Sunday they weren't as fortunate -- though probably few noticed the difference. At a little after 1 p.m. Arizona time, Capt. Dave Thompson departed from Whiteman Air Force Base in Missouri. After four hours in the air, he began a holding pattern outside of town.

This is a cool honor under any circumstance, but for Thompson the opportunity to fly the Spirit 8-1 mission held special significance. He grew up in Arizona, graduated from Tempe's Marcos de Niza High School.
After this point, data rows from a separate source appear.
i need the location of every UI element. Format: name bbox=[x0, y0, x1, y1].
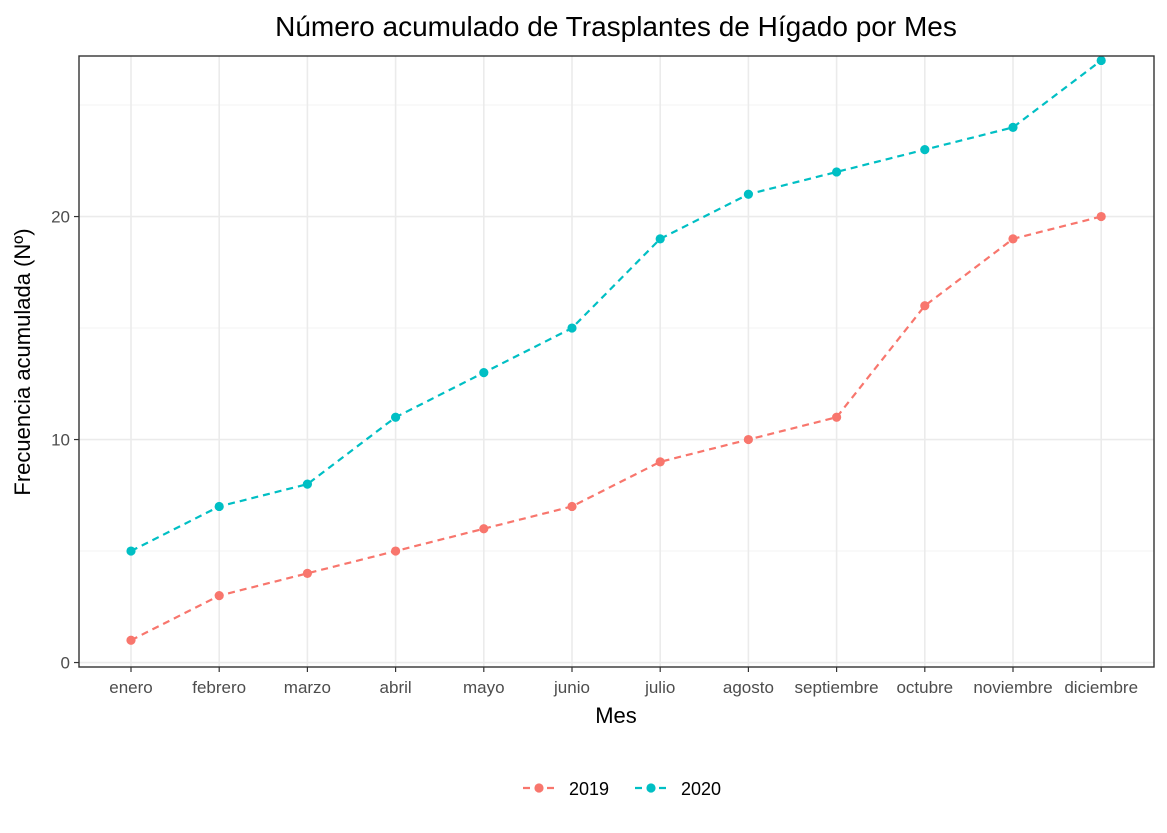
point-2020-diciembre bbox=[1096, 55, 1106, 66]
point-2019-octubre bbox=[920, 301, 930, 311]
series-line-2020 bbox=[130, 59, 1102, 553]
axis-ticks: 0 10 20 enero febrero marzo abril mayo junio juli… bbox=[51, 208, 1138, 697]
panel-border bbox=[78, 55, 1155, 668]
point-2020-febrero bbox=[214, 501, 224, 512]
point-2020-julio bbox=[655, 234, 665, 244]
legend: 2019 2020 bbox=[523, 779, 721, 799]
point-2019-agosto bbox=[743, 434, 754, 445]
point-2019-noviembre bbox=[1008, 234, 1018, 244]
point-2019-mayo bbox=[479, 524, 489, 534]
legend-label-2019: 2019 bbox=[569, 779, 609, 799]
x-tick-label-agosto: agosto bbox=[723, 678, 774, 697]
y-tick-label: 20 bbox=[51, 208, 70, 227]
point-2019-diciembre bbox=[1096, 211, 1106, 222]
point-2019-septiembre bbox=[832, 412, 842, 422]
y-tick-label: 10 bbox=[51, 431, 70, 450]
x-tick-label-mayo: mayo bbox=[463, 678, 505, 697]
chart-title: Número acumulado de Trasplantes de Hígad… bbox=[275, 11, 957, 42]
point-2020-marzo bbox=[302, 479, 312, 489]
point-2020-abril bbox=[391, 412, 401, 422]
series-line-2019 bbox=[130, 215, 1102, 642]
point-2020-mayo bbox=[479, 368, 489, 378]
point-2020-agosto bbox=[743, 189, 754, 199]
point-2019-enero bbox=[126, 635, 136, 645]
x-tick-label-septiembre: septiembre bbox=[795, 678, 879, 697]
x-tick-label-marzo: marzo bbox=[284, 678, 331, 697]
y-axis-title: Frecuencia acumulada (Nº) bbox=[10, 228, 35, 495]
point-2019-marzo bbox=[302, 568, 312, 578]
point-2020-junio bbox=[567, 323, 577, 333]
legend-label-2020: 2020 bbox=[681, 779, 721, 799]
y-tick-label: 0 bbox=[61, 654, 70, 673]
x-tick-label-octubre: octubre bbox=[896, 678, 953, 697]
point-2020-septiembre bbox=[832, 167, 842, 177]
x-tick-label-enero: enero bbox=[109, 678, 152, 697]
x-tick-label-febrero: febrero bbox=[192, 678, 246, 697]
legend-key-point-2019 bbox=[534, 783, 544, 793]
point-2020-octubre bbox=[920, 145, 930, 155]
point-2020-enero bbox=[126, 546, 136, 556]
point-2019-julio bbox=[655, 457, 665, 467]
grid-lines bbox=[79, 56, 1154, 667]
x-tick-label-julio: julio bbox=[644, 678, 675, 697]
point-2020-noviembre bbox=[1008, 122, 1018, 132]
point-2019-abril bbox=[391, 546, 401, 556]
x-tick-label-noviembre: noviembre bbox=[973, 678, 1052, 697]
x-tick-label-junio: junio bbox=[553, 678, 590, 697]
x-axis-title: Mes bbox=[595, 703, 637, 728]
point-2019-febrero bbox=[214, 591, 224, 601]
x-tick-label-abril: abril bbox=[380, 678, 412, 697]
series-layer bbox=[126, 55, 1106, 645]
x-tick-label-diciembre: diciembre bbox=[1064, 678, 1138, 697]
legend-key-point-2020 bbox=[646, 783, 656, 793]
point-2019-junio bbox=[567, 501, 577, 512]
His parents, Jim and Margaret, were in the stands at Bank One Ballpark.

"Naturally, he was excited," says France of Thompson, whose call sign is Skipper. "How couldn't he be?"

At 5:24 the roof opened, setting the stage for the surprise. At 5:44, trumpeter Jesse McGuire began blaring the anthem as flash bulbs sprinkled the stadium. But the clocks, whether because of an extended TV timeout or a late musical start, didn't mesh. Thompson, cruising around 1,000 feet above the park in the B2, zoomed by at 300 mph while McGuire was ambling toward the last verse.

Strangely, the mix-up was awkwardly marvelous. The standing-room only crowd screamed in astonishment as the Batman-inspired plane whipped through the still-blue backdrop. The conclusion: So what if it was a few seconds off.

"The deal is that we get a little bit of attention. And that press coverage is worth flying a (bomber) in from Missouri," says France, who grew up in nearby Glendale. "You can't compare this to what we are currently doing for the country. This is just fun. I am on the field for Game 7 of the World Series. It leaves you a little giddy."

Troy E. Renck is covering the World Series for MLB.com.